Congress Promotes Resistance to Technology - Again.

Reading this "Listening Post" item (a Wired Mag blog) made me want to bang my head on the keyboard.

In a typically technophobic reaction combined with their continued kowtowing to the demands of the insane R.I.A.A. and their slimey pocket-picking lawyers, Congress is encouraging institutions of higher learning to attempt to block the use of P2P services, obviously without giving thought to:

1 - Whether there was actually good reasons to use file sharing,
2 - Whether the colleges could actually succeed in blocking them.

File sharing is used by some to, yes, acquire illegal copies of commercial software as well as music, but that's by far not the only ways P2P technology is used. Film companies regularly release trailers and teasers of soon-to-be-released movies on file sharing systems. Many perfectly legitimate software companies use P2P sharing to distribute their shareware or freeware. In particular, Open Source producers like Linux distros make great use of file sharing.

P2P file sharing is an efficient method of distributing anything digital.

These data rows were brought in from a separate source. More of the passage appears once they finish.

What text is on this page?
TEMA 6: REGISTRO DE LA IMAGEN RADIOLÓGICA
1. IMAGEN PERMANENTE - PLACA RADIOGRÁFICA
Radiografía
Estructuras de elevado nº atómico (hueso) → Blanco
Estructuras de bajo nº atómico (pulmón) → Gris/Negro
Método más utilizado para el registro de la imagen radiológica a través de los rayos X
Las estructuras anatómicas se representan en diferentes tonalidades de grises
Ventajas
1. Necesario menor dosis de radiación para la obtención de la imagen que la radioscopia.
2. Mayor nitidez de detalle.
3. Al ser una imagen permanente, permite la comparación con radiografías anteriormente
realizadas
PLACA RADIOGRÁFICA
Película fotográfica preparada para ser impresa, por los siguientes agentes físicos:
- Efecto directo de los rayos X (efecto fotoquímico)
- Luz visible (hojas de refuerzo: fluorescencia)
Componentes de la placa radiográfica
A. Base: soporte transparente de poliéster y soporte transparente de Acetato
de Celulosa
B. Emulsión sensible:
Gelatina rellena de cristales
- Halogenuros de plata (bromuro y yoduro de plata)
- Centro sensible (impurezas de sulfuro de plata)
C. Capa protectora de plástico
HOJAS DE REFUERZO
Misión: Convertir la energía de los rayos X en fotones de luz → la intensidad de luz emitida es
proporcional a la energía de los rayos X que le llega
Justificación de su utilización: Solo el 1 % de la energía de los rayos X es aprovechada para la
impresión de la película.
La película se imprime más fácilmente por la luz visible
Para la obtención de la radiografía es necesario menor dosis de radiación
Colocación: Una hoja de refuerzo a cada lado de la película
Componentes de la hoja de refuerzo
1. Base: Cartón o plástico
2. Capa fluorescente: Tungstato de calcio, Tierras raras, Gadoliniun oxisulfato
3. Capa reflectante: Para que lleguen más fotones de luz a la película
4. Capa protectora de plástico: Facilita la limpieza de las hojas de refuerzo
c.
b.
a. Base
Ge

The downloads come through faster and from multiple sources, in the long run using less (NOT more) bandwidth overall than old style FTP up and downloads. It only seems like more bandwidth is used, because far more people are using it at a time. If the same numbers of downloads were being done via FTP alone, the bandwidth load would be much higher.

And as to their actual ability to block a determined P2P file sharer, well...maybe. They really try, and can stop the uninformed or incapable casual users, but there's a concerted group of far more talented techies out there who are addressing the problems of getting past a blocked IP. Here and here are a couple examples of ways a block can be defeated, and this is just after a few minutes googling. There's much more out there, and yet more to come, so stay tuned.

Congress, get your fumbling, ignorant thumbs off the Internet. If you can't get your cojones together enough to address the HUGE problem of corporate-sponsored spyware (you know, your big money sources and overlords), and at least declare it illegal, then go back to your quills and parchment and leave the technological decisions to the more qualified.